The person, speaking on the condition of anonymity because neither the league nor the team had publicly confirmed the meeting, said there is no indication that Snyder has modified his stance about changing the name. The meeting between Snyder and Goodell “is to get more of an understanding from the club as to how it plans to address the issue,” according to the person with knowledge of the situation.

Given that league officials are scheduled to meet with the Oneida Indian Nation on Wednesday about offensive team names, some, including the Post, are cautiously speculating that the Snyder meeting could happen Tuesday. The Oneida Indian Nation is behind a "Change the Mascot" campaign launched in recent months, as even President Obama weighed in on the Washington D.C.'s football team name. Obama, you'll remember, said that the name was "offending a sizable group of people," and if it were up to him, he'd "think about changing it." 

But what does Goodell think? That's a bit harder to pin down. In a recent interview, the commissioner, who grew up as a D.C.-area fan of the Redskins, has indicated that he has a strong appreciation of the "tradition" argument employed by some to try and keep the name. But he also has a league to run, and has indicated that he's open to hearing arguments for changing the name: 

"We also have to be sensitive enough to at least listen and see what it is we can do if we're insulting any element of our fan base and or not our fan base for that matter. We need to see what we can do.
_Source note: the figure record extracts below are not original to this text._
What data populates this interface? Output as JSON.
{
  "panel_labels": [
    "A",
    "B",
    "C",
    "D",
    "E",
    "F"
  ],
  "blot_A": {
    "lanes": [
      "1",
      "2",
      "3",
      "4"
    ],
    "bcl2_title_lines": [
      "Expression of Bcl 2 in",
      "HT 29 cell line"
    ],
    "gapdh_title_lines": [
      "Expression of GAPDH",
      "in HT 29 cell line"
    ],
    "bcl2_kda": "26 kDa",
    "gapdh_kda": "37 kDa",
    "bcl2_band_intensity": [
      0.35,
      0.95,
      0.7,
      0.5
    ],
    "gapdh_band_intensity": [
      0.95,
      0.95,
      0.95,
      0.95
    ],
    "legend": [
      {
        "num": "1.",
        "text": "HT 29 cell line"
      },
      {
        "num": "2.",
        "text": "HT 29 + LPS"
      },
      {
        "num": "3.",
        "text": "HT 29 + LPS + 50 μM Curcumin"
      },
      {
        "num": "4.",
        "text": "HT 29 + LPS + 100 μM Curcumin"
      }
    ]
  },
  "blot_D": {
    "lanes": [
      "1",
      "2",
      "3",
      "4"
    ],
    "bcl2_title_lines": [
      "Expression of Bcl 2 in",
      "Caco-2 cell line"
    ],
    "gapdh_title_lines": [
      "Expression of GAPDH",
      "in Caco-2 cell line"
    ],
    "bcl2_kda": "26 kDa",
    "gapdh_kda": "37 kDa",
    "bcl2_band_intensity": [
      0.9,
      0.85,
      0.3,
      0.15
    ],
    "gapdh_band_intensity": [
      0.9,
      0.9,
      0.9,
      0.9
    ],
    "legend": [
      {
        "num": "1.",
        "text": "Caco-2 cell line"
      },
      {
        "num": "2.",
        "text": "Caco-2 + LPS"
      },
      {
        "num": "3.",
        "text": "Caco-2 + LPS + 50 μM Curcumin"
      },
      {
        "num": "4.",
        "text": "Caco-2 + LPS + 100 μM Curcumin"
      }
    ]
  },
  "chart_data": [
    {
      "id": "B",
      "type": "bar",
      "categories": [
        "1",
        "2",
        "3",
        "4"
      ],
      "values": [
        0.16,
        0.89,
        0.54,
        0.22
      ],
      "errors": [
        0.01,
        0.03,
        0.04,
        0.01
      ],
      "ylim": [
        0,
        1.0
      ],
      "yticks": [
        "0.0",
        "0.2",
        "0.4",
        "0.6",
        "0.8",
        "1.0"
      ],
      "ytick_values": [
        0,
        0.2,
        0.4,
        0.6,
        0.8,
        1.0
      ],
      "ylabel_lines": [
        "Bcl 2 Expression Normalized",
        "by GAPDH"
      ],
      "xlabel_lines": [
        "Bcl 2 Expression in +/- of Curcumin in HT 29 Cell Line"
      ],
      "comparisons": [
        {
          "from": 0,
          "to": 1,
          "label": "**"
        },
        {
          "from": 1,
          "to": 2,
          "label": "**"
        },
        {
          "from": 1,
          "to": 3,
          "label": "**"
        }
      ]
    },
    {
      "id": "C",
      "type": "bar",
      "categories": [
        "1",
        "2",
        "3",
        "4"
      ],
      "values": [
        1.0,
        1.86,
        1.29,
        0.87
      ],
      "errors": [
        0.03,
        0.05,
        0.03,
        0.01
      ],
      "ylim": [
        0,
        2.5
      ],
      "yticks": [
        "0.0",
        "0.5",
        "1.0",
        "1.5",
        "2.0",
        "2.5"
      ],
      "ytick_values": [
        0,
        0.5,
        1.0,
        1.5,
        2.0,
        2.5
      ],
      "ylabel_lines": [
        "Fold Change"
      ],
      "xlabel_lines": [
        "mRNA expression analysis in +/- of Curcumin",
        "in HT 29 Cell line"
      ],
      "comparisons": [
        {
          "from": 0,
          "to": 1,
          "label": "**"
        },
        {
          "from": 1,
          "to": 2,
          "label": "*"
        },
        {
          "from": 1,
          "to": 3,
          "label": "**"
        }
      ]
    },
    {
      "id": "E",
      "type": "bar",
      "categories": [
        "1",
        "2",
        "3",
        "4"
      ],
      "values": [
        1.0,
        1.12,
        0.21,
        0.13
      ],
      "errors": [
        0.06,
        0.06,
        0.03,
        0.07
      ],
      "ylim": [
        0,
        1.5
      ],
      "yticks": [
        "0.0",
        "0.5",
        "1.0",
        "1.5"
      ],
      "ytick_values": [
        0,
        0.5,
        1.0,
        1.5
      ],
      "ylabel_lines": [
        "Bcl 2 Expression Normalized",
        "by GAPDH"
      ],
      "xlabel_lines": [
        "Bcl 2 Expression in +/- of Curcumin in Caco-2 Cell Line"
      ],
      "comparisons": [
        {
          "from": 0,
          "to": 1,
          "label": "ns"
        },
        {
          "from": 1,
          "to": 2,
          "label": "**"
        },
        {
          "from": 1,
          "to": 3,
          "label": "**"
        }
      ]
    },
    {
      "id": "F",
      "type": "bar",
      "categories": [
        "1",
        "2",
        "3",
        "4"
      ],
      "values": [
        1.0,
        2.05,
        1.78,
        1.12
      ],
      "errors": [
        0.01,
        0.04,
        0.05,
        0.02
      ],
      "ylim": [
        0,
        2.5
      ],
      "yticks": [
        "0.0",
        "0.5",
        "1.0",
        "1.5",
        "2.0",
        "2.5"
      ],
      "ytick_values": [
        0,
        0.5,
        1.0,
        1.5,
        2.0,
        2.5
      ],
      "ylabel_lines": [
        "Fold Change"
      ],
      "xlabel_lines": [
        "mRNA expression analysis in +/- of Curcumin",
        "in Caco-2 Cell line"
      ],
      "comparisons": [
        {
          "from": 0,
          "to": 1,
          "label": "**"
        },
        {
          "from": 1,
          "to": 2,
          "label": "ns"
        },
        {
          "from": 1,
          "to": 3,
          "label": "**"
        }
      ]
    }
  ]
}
We need to listen, we need to engage and try to understand what it is."

That quote is from October.  In February, Goodell's public remarks on the name were overtly in support of Snyder: "I think Dan Snyder and the organization have made it very clear that they are proud of that name and that heritage," he said,  "and I think the fans are, too." But that change of emphasis doesn't necessarily mean a change of opinion. We know that Snyder's opinion remains the same. 

Meanwhile, a handful of general interest and sports publications, including Slate and Sports Illustrated writer Peter King, have decided to drop the name from their pages even if Snyder et al. won't make the change. Conservative commenters have gone in the opposite direction, more or less, making the Redskins' issue into an example of liberal political correctness. That's even after conservative columnist Charles Krauthammer tried to make an argument from the right for supporting a Redskins name change.